Atentado em funeral na RDC deixa pelo menos 70 mortos

De acordo com um grupo de defesa cristã, pelo menos 70 cristãos foram mortos durante o funeral de um membro de sua igreja no leste da República Democrática do Congo (RDC). O trágico incidente ocorreu na vila de Ntoyo, em 8 de setembro, quando rebeldes das Forças Democráticas Aliadas (ADF), também conhecidos como a Província Centro-Africana do Estado Islâmico (ISCAP), atacaram com armas de fogo e facões. O grupo Open Doors, que defende cristãos perseguidos ao redor do mundo, divulgou a informação.

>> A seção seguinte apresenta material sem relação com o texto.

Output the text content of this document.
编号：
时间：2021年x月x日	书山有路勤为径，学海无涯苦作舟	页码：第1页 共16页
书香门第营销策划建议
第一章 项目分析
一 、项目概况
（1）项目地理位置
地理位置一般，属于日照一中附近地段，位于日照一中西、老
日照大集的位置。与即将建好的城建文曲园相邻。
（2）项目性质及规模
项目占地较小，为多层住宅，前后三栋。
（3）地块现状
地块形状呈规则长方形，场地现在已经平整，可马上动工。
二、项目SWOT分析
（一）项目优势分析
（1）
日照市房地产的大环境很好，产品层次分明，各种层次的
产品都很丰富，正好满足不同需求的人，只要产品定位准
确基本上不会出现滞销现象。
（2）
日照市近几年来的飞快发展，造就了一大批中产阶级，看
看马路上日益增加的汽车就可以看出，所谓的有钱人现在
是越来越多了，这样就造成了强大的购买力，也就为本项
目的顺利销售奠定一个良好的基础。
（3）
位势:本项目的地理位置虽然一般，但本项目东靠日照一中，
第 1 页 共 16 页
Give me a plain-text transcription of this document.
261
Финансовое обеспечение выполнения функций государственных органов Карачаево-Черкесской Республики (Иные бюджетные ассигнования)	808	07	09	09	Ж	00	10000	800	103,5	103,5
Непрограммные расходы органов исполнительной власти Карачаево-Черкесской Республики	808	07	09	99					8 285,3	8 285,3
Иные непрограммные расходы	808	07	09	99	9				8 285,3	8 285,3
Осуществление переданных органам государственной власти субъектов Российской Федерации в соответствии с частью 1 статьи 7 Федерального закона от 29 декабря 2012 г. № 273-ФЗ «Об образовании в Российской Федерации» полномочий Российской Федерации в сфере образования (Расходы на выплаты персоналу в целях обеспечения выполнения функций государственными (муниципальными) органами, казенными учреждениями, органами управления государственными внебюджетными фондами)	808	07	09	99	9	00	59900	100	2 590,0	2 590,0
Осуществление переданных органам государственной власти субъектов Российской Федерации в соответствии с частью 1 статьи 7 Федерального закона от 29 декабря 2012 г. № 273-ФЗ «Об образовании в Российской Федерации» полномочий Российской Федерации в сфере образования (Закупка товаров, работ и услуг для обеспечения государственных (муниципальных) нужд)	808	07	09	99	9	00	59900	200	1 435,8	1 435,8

O ISCAP assumiu a responsabilidade pelo ataque, afirmando que quase 100 cristãos teriam sido mortos, de acordo com o SITE Intelligence Group, que monitora atividades militantes.

Por que isso importa

O ataque evidencia um padrão de violência direcionada por motivos religiosos no leste do Congo, onde as comunidades cristãs se mostram cada vez mais vulneráveis. Mesmo sendo a RDC um país de maioria cristã, os fiéis estão “cada vez mais vulneráveis à perseguição”, conforme apontado pela Open Doors. A organização ressalta que “os cristãos enfrentam severa perseguição e violência constante por militantes islamistas das ADF, especialmente na região leste. Aliados ao grupo Estado Islâmico, as ADF sequestram, matam e atacam igrejas, provocando terror generalizado, insegurança e deslocamento de pessoas.”

O que você precisa saber

Além das mortes, 100 pessoas foram sequestradas e 16 casas foram incendiadas, segundo a Open Doors, enquanto o SITE Intelligence Group informou que 30 residências foram queimadas. “Eles chegaram e começaram a matar”, relatou o reverendo Mbula Samaki, da igreja 55e CEBCE, em Mangurejipa. “Aqueles que tentaram fugir foram mortos a tiros e outros sofreram o mesmo destino com facões.”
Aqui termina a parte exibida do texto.